Mam duży zestaw danych z 36 tys. Punktów reprezentujących użytkowanie gruntów komercyjnych, każdy z polem zawierającym materiał kwadratowy. Przeprowadziłem analizę gęstości jądra dla tego zestawu danych, tworząc raster pokazujący gęstość komercyjnych powierzchni kwadratowych w całym obszarze metra. Muszę podzielić ten raster na regiony odpowiadające lokalnym maksimom, które nazywam „centrum”. Ustaliłem już lokalizację centrów, a teraz muszę zrobić jedną z dwóch rzeczy:
użyj narzędzia grupowania punktów, takiego jak „partycjonowanie wokół medoidów”, aby pogrupować punkty w klastry wokół zidentyfikowanych centrów. Problem z tą metodą polega na tym, że jest ona intensywna obliczeniowo, a tym bardziej, jeśli spróbuję użyć macierzy odmienności do ważenia punktów według wielkości.
w jakiś sposób podziel raster gęstości jądra (który z grubsza przypomina raster terenu) na poszczególne „wzgórza” wokół każdego centrum. Ale nie mogę wymyślić żadnego narzędzia do tego.

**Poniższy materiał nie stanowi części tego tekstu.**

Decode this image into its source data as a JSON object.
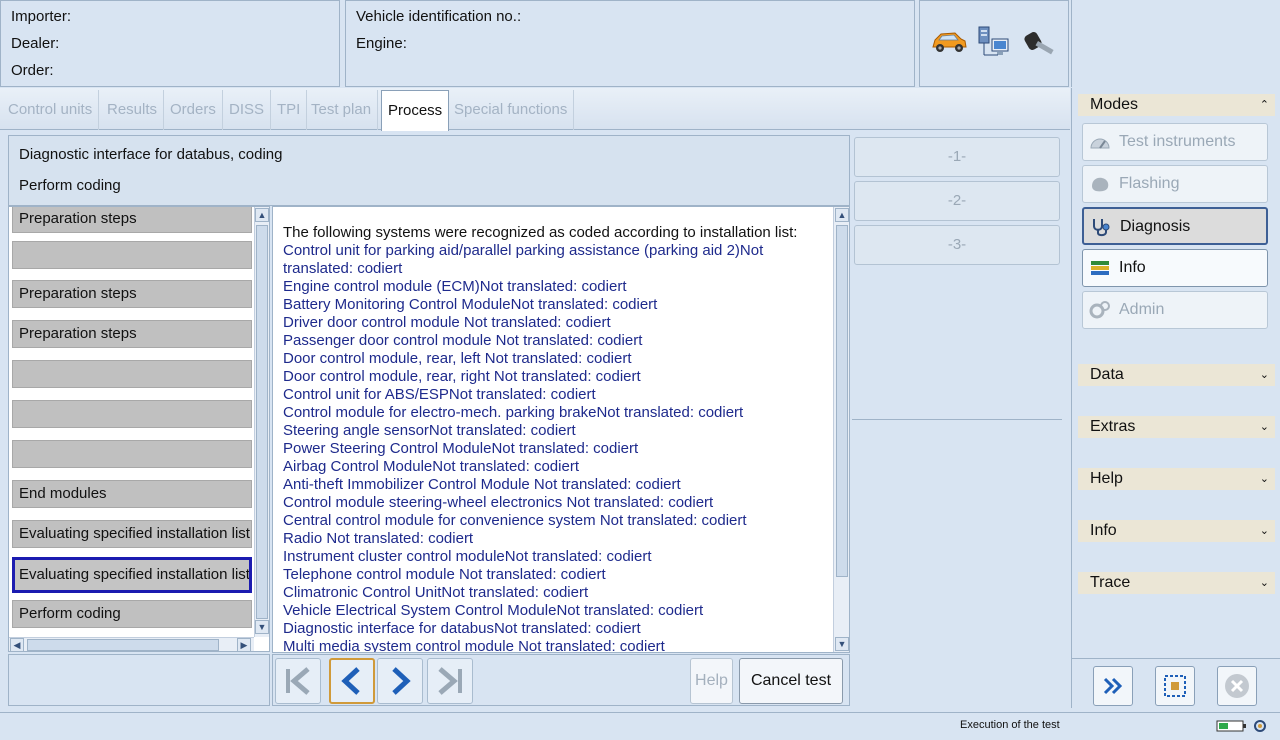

Ten problem trapił mnie od jakiegoś czasu i miałem nadzieję, że będę w stanie wykonać metodę klastrowania w R, ale jest to czasochłonne i brakuje mi czasu. Czy ktoś zna prostą metodę podziału rastrów gęstości na dzielnice intensywności lub szybkiego grupowania dużych zbiorów danych?